Home » Millerton » Terni’s bids farewell to Millerton after 100 years of business

A third generation shopkeeper, Phil Terni, grandson of Terni’s founders Paul and Assunta Terni, shared memories of the centennial business last year while still manning the store. Photo by Kaitlin Lyle

Terni’s bids farewell to Millerton after 100 years of business

MILLERTON — After commemorating its centennial year in the village of Millerton this past summer, Terni’s has announced it will be closing its doors for good on Thursday, April 30. The closure of the village’s oldest businesses marks an end of an era.

Tracing the story of Terni’s back to 1919, the family-owned business at 42 Main St. began with Paul and Assunta Terni, who immigrated from Parma, Italy, and purchased the space on Main Street. Among its modest beginnings, the store was previously known as the George W. Brown store and primarily sold fresh fruit, vegetables, candies and ice cream.

Above the store sat a small annex that housed a shoe shop run by Tony Basile. In 1926, Basile moved his business to Center Street, which led the Ternis to open a United Cigar store  in its stead.

Even after Paul Terni’s passing in 1927, the store remained within the family with matriarch Assunta running the business with help from their sons, Arthur and Steve. Arthur adapted the business to sell sporting goods in 1934 as its owner. More than a century later, the store continued to run under the tender care of third generation shopkeeper Phil Terni and his wife, Ellen. Its inventory grew to include a selection of fishing tackle, firearms, newspapers, tobacco, sweets, clothing and other equipment. On July 19, 2019, the store commemorated its centennial year.

Withstanding the test of time, Terni’s has remained a constant in the business district, embracing generation upon generation of customers who appreciated its role as a village mainstay. The store has maintained its historic character and quaint atmosphere during changing times, and many Millerton merchants were truly saddened by the news of its impending closure. Though Phil and Ellen Terni politely declined to speak about the store’s closure right now, other merchants shared memories of their time spent there.

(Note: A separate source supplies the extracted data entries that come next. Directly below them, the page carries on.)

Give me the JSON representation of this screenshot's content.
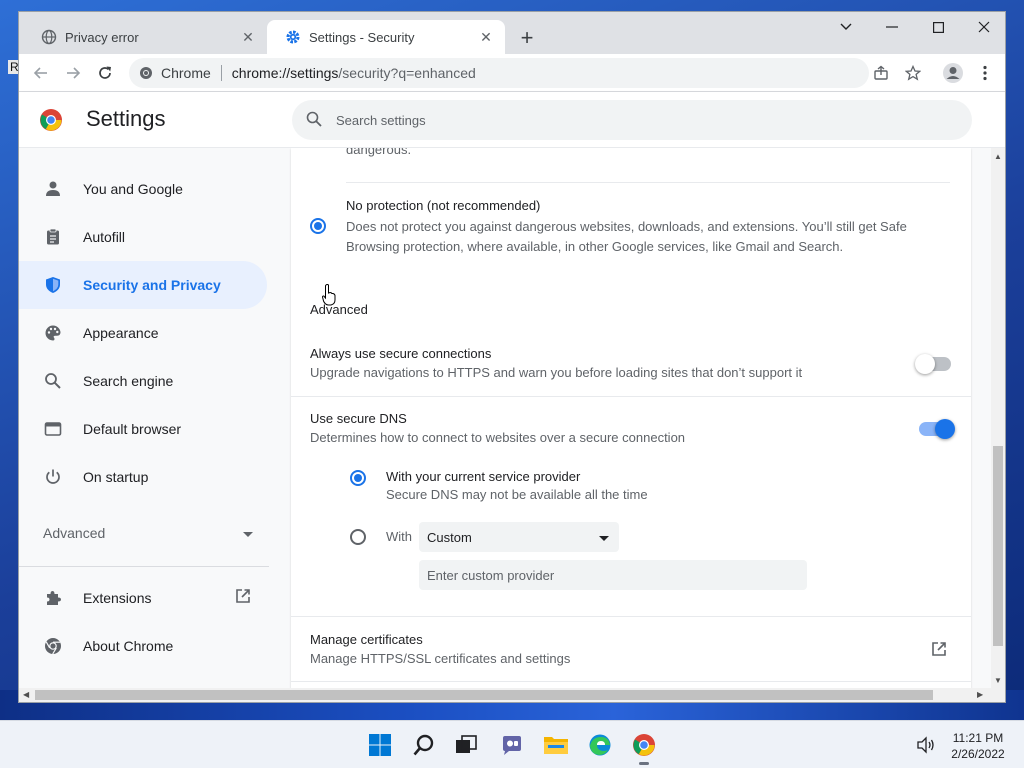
{
  "desktop": {
    "stub_label": "R"
  },
  "browser": {
    "tabs": [
      {
        "title": "Privacy error",
        "icon": "globe-icon",
        "active": false
      },
      {
        "title": "Settings - Security",
        "icon": "gear-icon",
        "active": true
      }
    ],
    "omnibox": {
      "chip": "Chrome",
      "url_host": "chrome://settings",
      "url_path": "/security?q=enhanced"
    }
  },
  "settings": {
    "title": "Settings",
    "search_placeholder": "Search settings",
    "sidebar": {
      "items": [
        {
          "label": "You and Google",
          "icon": "person-icon",
          "selected": false
        },
        {
          "label": "Autofill",
          "icon": "clipboard-icon",
          "selected": false
        },
        {
          "label": "Security and Privacy",
          "icon": "shield-icon",
          "selected": true
        },
        {
          "label": "Appearance",
          "icon": "palette-icon",
          "selected": false
        },
        {
          "label": "Search engine",
          "icon": "search-icon",
          "selected": false
        },
        {
          "label": "Default browser",
          "icon": "browser-window-icon",
          "selected": false
        },
        {
          "label": "On startup",
          "icon": "power-icon",
          "selected": false
        }
      ],
      "advanced_label": "Advanced",
      "bottom_items": [
        {
          "label": "Extensions",
          "icon": "puzzle-icon"
        },
        {
          "label": "About Chrome",
          "icon": "chrome-icon"
        }
      ]
    },
    "content": {
      "clipped_text": "dangerous.",
      "no_protection": {
        "title": "No protection (not recommended)",
        "desc_line1": "Does not protect you against dangerous websites, downloads, and extensions. You’ll still get Safe",
        "desc_line2": "Browsing protection, where available, in other Google services, like Gmail and Search."
      },
      "advanced_heading": "Advanced",
      "secure_connections": {
        "title": "Always use secure connections",
        "desc": "Upgrade navigations to HTTPS and warn you before loading sites that don’t support it",
        "enabled": false
      },
      "secure_dns": {
        "title": "Use secure DNS",
        "desc": "Determines how to connect to websites over a secure connection",
        "enabled": true,
        "option_current": {
          "title": "With your current service provider",
          "desc": "Secure DNS may not be available all the time"
        },
        "option_custom_label": "With",
        "custom_select_value": "Custom",
        "custom_provider_placeholder": "Enter custom provider"
      },
      "certificates": {
        "title": "Manage certificates",
        "desc": "Manage HTTPS/SSL certificates and settings"
      }
    }
  },
  "taskbar": {
    "time": "11:21 PM",
    "date": "2/26/2022"
  },
  "colors": {
    "accent": "#1a73e8",
    "selected_bg": "#e8f0fe",
    "text_primary": "#202124",
    "text_secondary": "#5f6368"
  }
}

“Terni’s was the last link to Millerton’s past,” said Montage owner Dana Rohn. “As so much has changed — in Millerton and in the rest of the world — Terni’s store seemed such a wholesome reminder of the America we came from.”

Calling the store “a genuine Mom and Pop operation that provided a hub for the village,” Rohn recounted how, for years, Terni’s was the center of village life and marveled at the many generations of the Terni family who lived in Millerton during major events throughout the 20th Century.

“Terni’s is irreplaceable,” she said. “It is the end of an era. But I sincerely hope that the memory of their store will carry on.”

“For a century, three generations have made Terni’s not just a fine and unique retail store, but also a community gathering place,” said Ed Downey, president of the North East Historical Society. “Its closing is so much more than the loss of another retail establishment.”

Whether he was watching his father, Gus, exchange the latest local news with Arthur Terni or savoring a vanilla fizz prepared by Assunta Terni, Downey recalled fond childhood memories spent at the store, ascribing a visit to Terni’s as a necessity for Millerton youth returning to the nest.

“For anyone who grew up in Millerton, a stop at Terni’s was a must whenever they returned for a visit because then they knew they were ‘back home,’” Downey said.

“Basically, I recall a sense of communal respect and admiration for the services and space Phil Terni provided the community for decades,” Downey’s eldest son, Kyle, said when asked about his childhood memories of the shop.

As a friend of Phil and Ellen Terni and the owner of the second longest-standing retail business on Main Street, having just celebrated 45 years, Oblong Books & Music owner Dick Hermans said he was saddened by the closing considering how “essentially irreplaceable” Terni’s is.

“There is no way to start a business these days that embodies the character and legacy of an enterprise that has passed through the hands of several generations of a family,” Hermans said. “Combined with the devastation being caused by the COVID-19 pandemic, this is a serious blow to the village commercial district. We can only hope that once folks are healthy and back to shopping in Millerton again, some ambitious persons will be charmed by the vintage Terni’s building and work to create something new that is respectful of all that Terni’s added to the character and community of Main Street.”

While village businesses have temporarily closed their doors due to the coronavirus crisis, the Ternis notified the public of their decision to close by fixing a sign on the store’s front window. Thanking the community for its lasting support, the Ternis informed the public that “the character of this store has been made by three generations of your patronage, loyalty and fine conversation.”